Tenório falava como que inspirado. Mário desconfiou de que estivesse sonegando a informação de profundos conhecimentos e de imensa sabedoria. De qualquer forma, falava com fluência. Admirantíssimo, para simples contínuo-porteiro do serviço público.
Baltazar sorvia com deleite a facilidade do companheiro e mestre. Via que o Doutor se regozijava com os dizeres e mal esperava sair para perguntar-lhe sobre as impressões.
— Continuo não gostando. Contudo, o “padrinho” é homem muito inteligente e perspicaz. E me fez ver que as coisas não são fáceis nem para ele. Quando me formei, saí da faculdade com a impressão de que sabia mais que todo o mundo. Hoje, quando leio as revistas médicas, vejo que os cientistas avançam em todos os setores e meu saber vai diminuindo. Se quiser evoluir na Medicina, tenho de voltar aos bancos escolares. Foi essa a impressão que me deixou o seu...
Não sabia como designar Tenório, em função da recente amizade de Baltazar. Diante da hesitação, este emendou:
— Podes dizer orientador, mentor, professor, mestre. Vem exercendo sobre mim o mesmo poder que o “padrinho” lá do Rio.
Mário guardou para si as outras impressões concernentes à orientação espiritual e religiosa que recebera. Acostumado a ver desabrocharem as idéias depositadas no inconsciente, buscou interessar-se pela vida noturna da metrópole paulistana.

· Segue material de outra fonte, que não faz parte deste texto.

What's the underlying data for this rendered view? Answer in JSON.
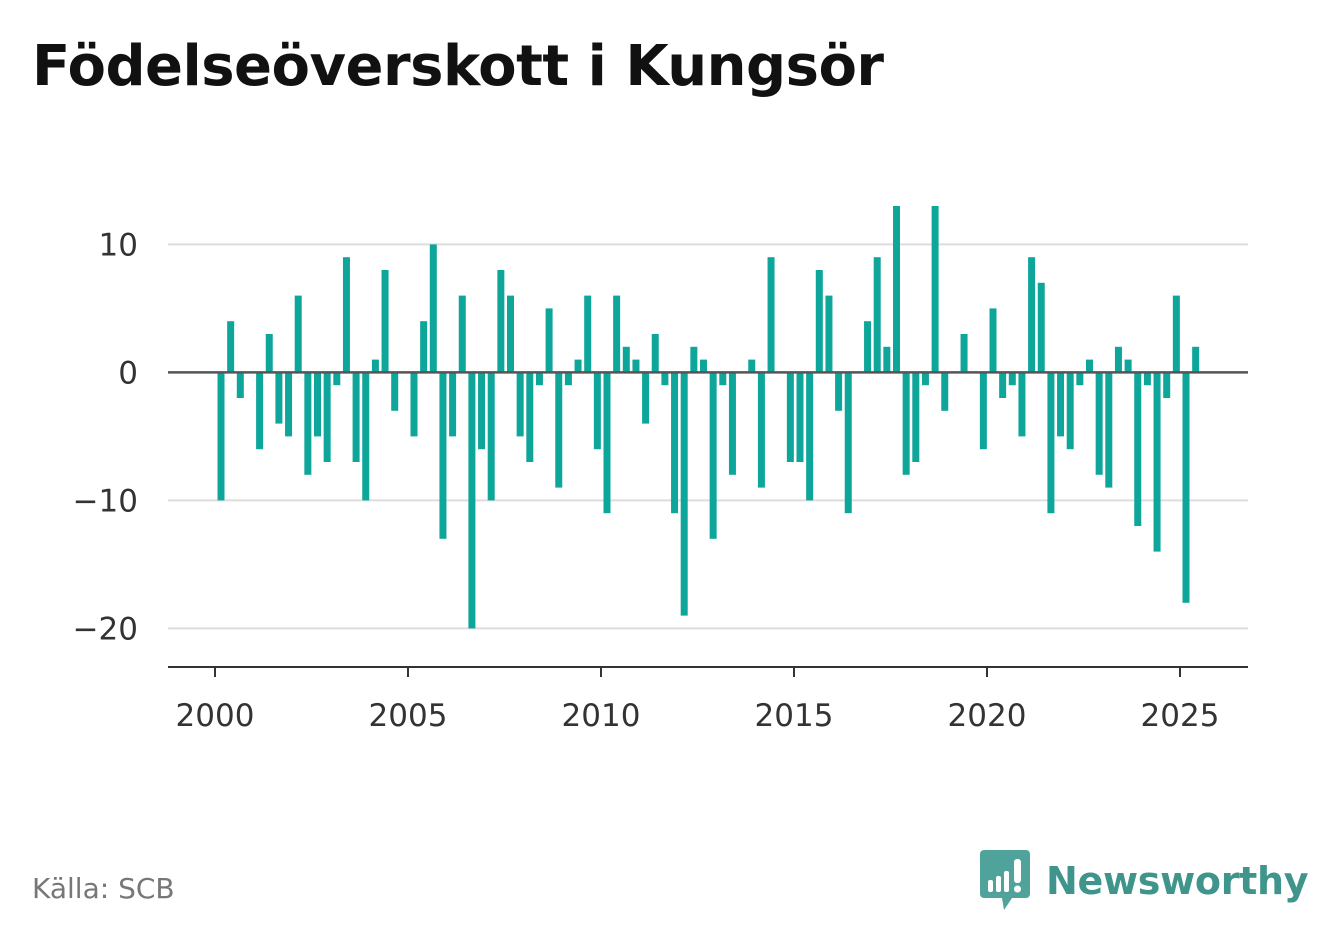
{
  "title": "Födelseöverskott i Kungsör",
  "source": "Källa: SCB",
  "brand": {
    "name": "Newsworthy",
    "icon": "newsworthy-logo-icon",
    "color": "#3f958b"
  },
  "chart_data": {
    "type": "bar",
    "title": "Födelseöverskott i Kungsör",
    "xlabel": "",
    "ylabel": "",
    "x_start": 2000,
    "periods_per_year": 4,
    "values": [
      -10,
      4,
      -2,
      0,
      -6,
      3,
      -4,
      -5,
      6,
      -8,
      -5,
      -7,
      -1,
      9,
      -7,
      -10,
      1,
      8,
      -3,
      0,
      -5,
      4,
      10,
      -13,
      -5,
      6,
      -20,
      -6,
      -10,
      8,
      6,
      -5,
      -7,
      -1,
      5,
      -9,
      -1,
      1,
      6,
      -6,
      -11,
      6,
      2,
      1,
      -4,
      3,
      -1,
      -11,
      -19,
      2,
      1,
      -13,
      -1,
      -8,
      0,
      1,
      -9,
      9,
      0,
      -7,
      -7,
      -10,
      8,
      6,
      -3,
      -11,
      0,
      4,
      9,
      2,
      13,
      -8,
      -7,
      -1,
      13,
      -3,
      0,
      3,
      0,
      -6,
      5,
      -2,
      -1,
      -5,
      9,
      7,
      -11,
      -5,
      -6,
      -1,
      1,
      -8,
      -9,
      2,
      1,
      -12,
      -1,
      -14,
      -2,
      6,
      -18,
      2
    ],
    "ylim": [
      -23,
      15
    ],
    "yticks": [
      10,
      0,
      -10,
      -20
    ],
    "ytick_labels": [
      "10",
      "0",
      "−10",
      "−20"
    ],
    "xticks": [
      2000,
      2005,
      2010,
      2015,
      2020,
      2025
    ],
    "xtick_labels": [
      "2000",
      "2005",
      "2010",
      "2015",
      "2020",
      "2025"
    ],
    "grid": true,
    "legend": "none",
    "colors": {
      "bar": "#0ea69a",
      "grid": "#dddddd",
      "zero_line": "#555555",
      "axis": "#333333"
    }
  }
}
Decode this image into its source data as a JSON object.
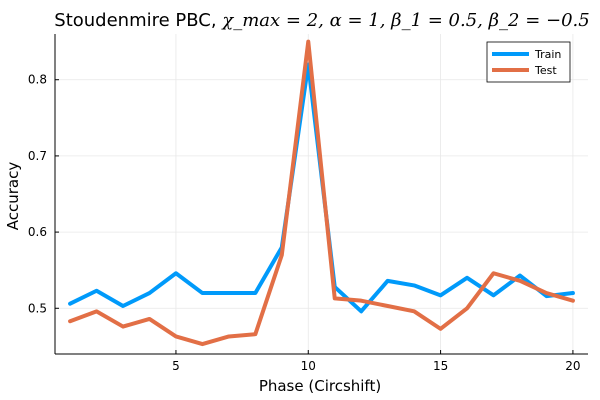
{
  "chart_data": {
    "type": "line",
    "title": {
      "prefix": "Stoudenmire PBC, ",
      "math": "χ_max = 2, α = 1, β_1 = 0.5, β_2 = −0.5"
    },
    "xlabel": "Phase (Circshift)",
    "ylabel": "Accuracy",
    "xlim": [
      0.43,
      20.57
    ],
    "ylim": [
      0.44,
      0.86
    ],
    "xticks": [
      5,
      10,
      15,
      20
    ],
    "yticks": [
      0.5,
      0.6,
      0.7,
      0.8
    ],
    "ytick_labels": [
      "0.5",
      "0.6",
      "0.7",
      "0.8"
    ],
    "grid": true,
    "legend_position": "top-right",
    "x": [
      1,
      2,
      3,
      4,
      5,
      6,
      7,
      8,
      9,
      10,
      11,
      12,
      13,
      14,
      15,
      16,
      17,
      18,
      19,
      20
    ],
    "series": [
      {
        "name": "Train",
        "color": "#009AFA",
        "values": [
          0.506,
          0.523,
          0.503,
          0.52,
          0.546,
          0.52,
          0.52,
          0.52,
          0.58,
          0.82,
          0.528,
          0.496,
          0.536,
          0.53,
          0.517,
          0.54,
          0.517,
          0.543,
          0.516,
          0.52
        ]
      },
      {
        "name": "Test",
        "color": "#E26F46",
        "values": [
          0.483,
          0.496,
          0.476,
          0.486,
          0.463,
          0.453,
          0.463,
          0.466,
          0.57,
          0.85,
          0.513,
          0.51,
          0.503,
          0.496,
          0.473,
          0.5,
          0.546,
          0.536,
          0.52,
          0.51
        ]
      }
    ]
  }
}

Na viagem de regresso ao Rio, formulava planos para melhorar o entendimento da “filosofia” e da “religião” umbandista. E ansiava por reencontrar o doentinho, que iria visitar por cortesia, antes do final das férias. Não morria de amores pelo traficante, mas precisava reconhecer que fora muito além do que poderia esperar na instalação de Isabel. Ficou com vontade de dizer-lhe isso pessoalmente, mas a lembrança da saraivada de balas dissuadiu-o do intento. Pessoa tão poderosa, deve ter conhecimento do que se passa com a ex-amante. E comparava o chefe do tráfico com o babalaô do terreiro, que tudo dominava pela extensa rede de entidades sob seu comando. Será que Leandro, quando morresse, iria exercer funções de chefia junto às hostes dos anjos decaídos? Intrigava-o o papel das pessoas no plano espiritual. Realmente, precisava enfronhar-se nesses mistérios.